Cependant, dès que les résultats provisoires ont été proclamés, les quatre candidats de l’opposition les ont rejetés, accusant le candidat sortant d’avoir « confisqué la volonté du peuple souverain », tout en décidant de s’abstenir de tout recours devant la Cour Constitutionnelle.

Pour sa part, le président Sall, lors du Conseil des ministres de mercredi, a salué l’élection présidentielle comme « une victoire du peuple sénégalais ».

Selon lui, elle doit « plus que par le passé, raffermir l’Unité nationale, rassembler tous les Sénégalais autour de l’essentiel, consolider le rayonnement démocratique, la paix et la stabilité du pays à travers le sens élevé des responsabilités des acteurs politiques et l’accélération du développement économique, social, équitable et durable du Sénégal ».

Par ailleurs, le président réélu devra, dans la perspective de l’exploitation des ressources pétrolières et gazières du pays, insister sur une gestion concertée pour éviter la « malédiction » des hydrocarbures connue par certains pays africains.

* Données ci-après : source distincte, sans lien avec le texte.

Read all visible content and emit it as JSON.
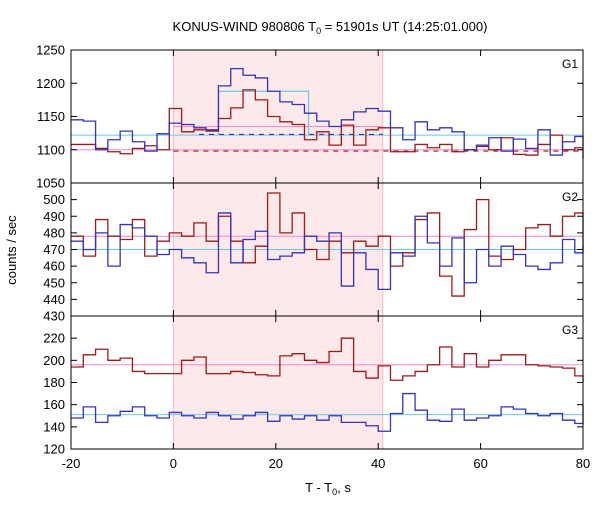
{
  "chart_data": {
    "type": "line",
    "title_main": "KONUS-WIND 980806 T",
    "title_sub": "0",
    "title_rest": " = 51901s UT (14:25:01.000)",
    "xlabel_main": "T - T",
    "xlabel_sub": "0",
    "xlabel_rest": ", s",
    "ylabel": "counts / sec",
    "xlim": [
      -20,
      80
    ],
    "x_ticks": [
      -20,
      0,
      20,
      40,
      60,
      80
    ],
    "shaded_interval": [
      0,
      40.9
    ],
    "colors": {
      "background_band": "#fde8ea",
      "red_series": "#9b1b1b",
      "blue_series": "#3333bb",
      "cyan": "#6cc8e8",
      "pink": "#f08cd0"
    },
    "panels": [
      {
        "label": "G1",
        "ylim": [
          1050,
          1250
        ],
        "y_ticks": [
          1050,
          1100,
          1150,
          1200,
          1250
        ],
        "series": [
          {
            "color_key": "red_series",
            "x_edges": [
              -20,
              -17.6,
              -15.2,
              -12.8,
              -10.4,
              -8,
              -5.6,
              -3.2,
              -0.8,
              1.6,
              4,
              6.4,
              8.8,
              11.2,
              13.6,
              16,
              18.4,
              20.8,
              23.2,
              25.6,
              28,
              30.4,
              32.8,
              35.2,
              37.6,
              40,
              42.4,
              44.8,
              47.2,
              49.6,
              52,
              54.4,
              56.8,
              59.2,
              61.6,
              64,
              66.4,
              68.8,
              71.2,
              73.6,
              76,
              78.4,
              80
            ],
            "values": [
              1108,
              1108,
              1102,
              1097,
              1094,
              1102,
              1106,
              1100,
              1162,
              1127,
              1130,
              1128,
              1147,
              1163,
              1190,
              1175,
              1150,
              1142,
              1138,
              1115,
              1127,
              1107,
              1137,
              1107,
              1130,
              1133,
              1097,
              1097,
              1108,
              1103,
              1108,
              1097,
              1100,
              1105,
              1100,
              1118,
              1093,
              1092,
              1108,
              1122,
              1100,
              1103,
              1086
            ]
          },
          {
            "color_key": "blue_series",
            "x_edges": [
              -20,
              -17.6,
              -15.2,
              -12.8,
              -10.4,
              -8,
              -5.6,
              -3.2,
              -0.8,
              1.6,
              4,
              6.4,
              8.8,
              11.2,
              13.6,
              16,
              18.4,
              20.8,
              23.2,
              25.6,
              28,
              30.4,
              32.8,
              35.2,
              37.6,
              40,
              42.4,
              44.8,
              47.2,
              49.6,
              52,
              54.4,
              56.8,
              59.2,
              61.6,
              64,
              66.4,
              68.8,
              71.2,
              73.6,
              76,
              78.4,
              80
            ],
            "values": [
              1145,
              1143,
              1100,
              1115,
              1128,
              1112,
              1098,
              1124,
              1140,
              1138,
              1133,
              1130,
              1196,
              1222,
              1212,
              1208,
              1188,
              1172,
              1168,
              1155,
              1143,
              1135,
              1145,
              1157,
              1162,
              1158,
              1133,
              1115,
              1142,
              1130,
              1133,
              1127,
              1100,
              1107,
              1118,
              1098,
              1116,
              1102,
              1130,
              1092,
              1112,
              1120,
              1105
            ]
          }
        ],
        "hlines": [
          {
            "color_key": "cyan",
            "y": 1122
          },
          {
            "color_key": "pink",
            "y": 1100
          },
          {
            "color_key": "pink",
            "y": 1135,
            "x_range": [
              0,
              40.9
            ]
          }
        ],
        "dashed": [
          {
            "color_key": "red_series",
            "y": 1098,
            "x_range": [
              0,
              80
            ]
          },
          {
            "color_key": "blue_series",
            "y": 1123,
            "x_range": [
              5,
              40.9
            ]
          }
        ],
        "boxes": [
          {
            "color_key": "cyan",
            "x_range": [
              8.8,
              26.4
            ],
            "y": 1188,
            "base": 1122
          }
        ]
      },
      {
        "label": "G2",
        "ylim": [
          430,
          510
        ],
        "y_ticks": [
          430,
          440,
          450,
          460,
          470,
          480,
          490,
          500
        ],
        "series": [
          {
            "color_key": "red_series",
            "x_edges": [
              -20,
              -17.6,
              -15.2,
              -12.8,
              -10.4,
              -8,
              -5.6,
              -3.2,
              -0.8,
              1.6,
              4,
              6.4,
              8.8,
              11.2,
              13.6,
              16,
              18.4,
              20.8,
              23.2,
              25.6,
              28,
              30.4,
              32.8,
              35.2,
              37.6,
              40,
              42.4,
              44.8,
              47.2,
              49.6,
              52,
              54.4,
              56.8,
              59.2,
              61.6,
              64,
              66.4,
              68.8,
              71.2,
              73.6,
              76,
              78.4,
              80
            ],
            "values": [
              478,
              466,
              488,
              478,
              476,
              488,
              466,
              475,
              480,
              478,
              486,
              475,
              490,
              475,
              462,
              472,
              504,
              480,
              492,
              470,
              464,
              475,
              468,
              475,
              472,
              478,
              460,
              468,
              488,
              492,
              454,
              442,
              482,
              500,
              466,
              464,
              470,
              483,
              485,
              478,
              490,
              492,
              470
            ]
          },
          {
            "color_key": "blue_series",
            "x_edges": [
              -20,
              -17.6,
              -15.2,
              -12.8,
              -10.4,
              -8,
              -5.6,
              -3.2,
              -0.8,
              1.6,
              4,
              6.4,
              8.8,
              11.2,
              13.6,
              16,
              18.4,
              20.8,
              23.2,
              25.6,
              28,
              30.4,
              32.8,
              35.2,
              37.6,
              40,
              42.4,
              44.8,
              47.2,
              49.6,
              52,
              54.4,
              56.8,
              59.2,
              61.6,
              64,
              66.4,
              68.8,
              71.2,
              73.6,
              76,
              78.4,
              80
            ],
            "values": [
              475,
              470,
              480,
              460,
              485,
              483,
              478,
              467,
              470,
              465,
              462,
              456,
              492,
              462,
              476,
              481,
              464,
              466,
              468,
              478,
              475,
              480,
              448,
              468,
              458,
              446,
              468,
              466,
              490,
              474,
              460,
              477,
              450,
              470,
              460,
              472,
              467,
              460,
              458,
              462,
              476,
              468,
              472
            ]
          }
        ],
        "hlines": [
          {
            "color_key": "cyan",
            "y": 470
          },
          {
            "color_key": "pink",
            "y": 478
          }
        ],
        "dashed": [],
        "boxes": []
      },
      {
        "label": "G3",
        "ylim": [
          120,
          240
        ],
        "y_ticks": [
          120,
          140,
          160,
          180,
          200,
          220
        ],
        "series": [
          {
            "color_key": "red_series",
            "x_edges": [
              -20,
              -17.6,
              -15.2,
              -12.8,
              -10.4,
              -8,
              -5.6,
              -3.2,
              -0.8,
              1.6,
              4,
              6.4,
              8.8,
              11.2,
              13.6,
              16,
              18.4,
              20.8,
              23.2,
              25.6,
              28,
              30.4,
              32.8,
              35.2,
              37.6,
              40,
              42.4,
              44.8,
              47.2,
              49.6,
              52,
              54.4,
              56.8,
              59.2,
              61.6,
              64,
              66.4,
              68.8,
              71.2,
              73.6,
              76,
              78.4,
              80
            ],
            "values": [
              194,
              205,
              210,
              200,
              202,
              190,
              188,
              188,
              188,
              200,
              203,
              188,
              188,
              190,
              189,
              187,
              186,
              204,
              206,
              200,
              198,
              208,
              220,
              190,
              184,
              195,
              182,
              186,
              190,
              196,
              212,
              194,
              206,
              194,
              200,
              205,
              205,
              196,
              195,
              194,
              193,
              186,
              180
            ]
          },
          {
            "color_key": "blue_series",
            "x_edges": [
              -20,
              -17.6,
              -15.2,
              -12.8,
              -10.4,
              -8,
              -5.6,
              -3.2,
              -0.8,
              1.6,
              4,
              6.4,
              8.8,
              11.2,
              13.6,
              16,
              18.4,
              20.8,
              23.2,
              25.6,
              28,
              30.4,
              32.8,
              35.2,
              37.6,
              40,
              42.4,
              44.8,
              47.2,
              49.6,
              52,
              54.4,
              56.8,
              59.2,
              61.6,
              64,
              66.4,
              68.8,
              71.2,
              73.6,
              76,
              78.4,
              80
            ],
            "values": [
              148,
              158,
              144,
              150,
              154,
              158,
              150,
              148,
              153,
              150,
              148,
              153,
              150,
              147,
              150,
              153,
              145,
              150,
              147,
              150,
              146,
              150,
              144,
              144,
              141,
              136,
              152,
              170,
              155,
              146,
              145,
              156,
              146,
              148,
              150,
              158,
              156,
              152,
              150,
              152,
              146,
              143,
              160
            ]
          }
        ],
        "hlines": [
          {
            "color_key": "cyan",
            "y": 151
          },
          {
            "color_key": "pink",
            "y": 196
          }
        ],
        "dashed": [],
        "boxes": []
      }
    ]
  }
}
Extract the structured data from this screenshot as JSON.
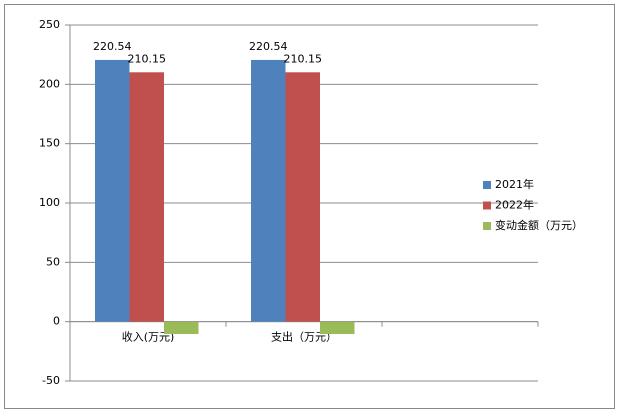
{
  "chart_data": {
    "type": "bar",
    "categories": [
      "收入(万元)",
      "支出（万元）",
      null
    ],
    "series": [
      {
        "name": "2021年",
        "color": "#4f81bd",
        "values": [
          220.54,
          220.54,
          null
        ],
        "show_labels": true
      },
      {
        "name": "2022年",
        "color": "#c0504d",
        "values": [
          210.15,
          210.15,
          null
        ],
        "show_labels": true
      },
      {
        "name": "变动金额（万元）",
        "color": "#9bbb59",
        "values": [
          -10.39,
          -10.39,
          null
        ],
        "show_labels": false
      }
    ],
    "ylim": [
      -50,
      250
    ],
    "yticks": [
      -50,
      0,
      50,
      100,
      150,
      200,
      250
    ],
    "grid": true,
    "legend": "right"
  }
}
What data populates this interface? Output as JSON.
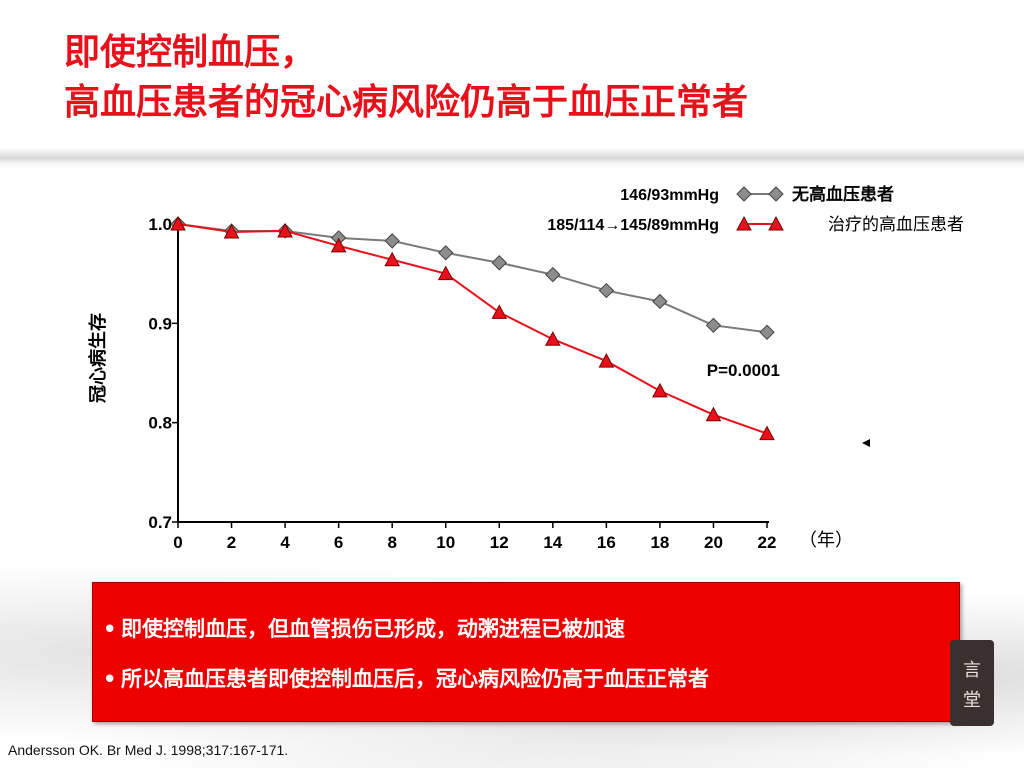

Tout en poursuivant les projets d’infrastructures routières qui ont permis de réaliser un linéaire de 1.762 kilomètres en sept ans au Sénégal, Macky Sall devra lors de son deuxième mandat faire en sorte que le taux de croissance de plus de 6% puisse se refléter dans le pouvoir d’achat pour réduire la pauvreté dans le pays.

En outre, pour lutter contre le chômage des jeunes qui arrivent sur le marché du travail, il devra redoubler d’efforts en investissant sur une éducation et une formation professionnelle de qualité.

Dans cette perspective, son gouvernement est appelé à former les jeunes en fonction des emplois disponibles sur le marché du travail national et en relation avec les besoins de développement et les secteurs porteurs de croissance du pays.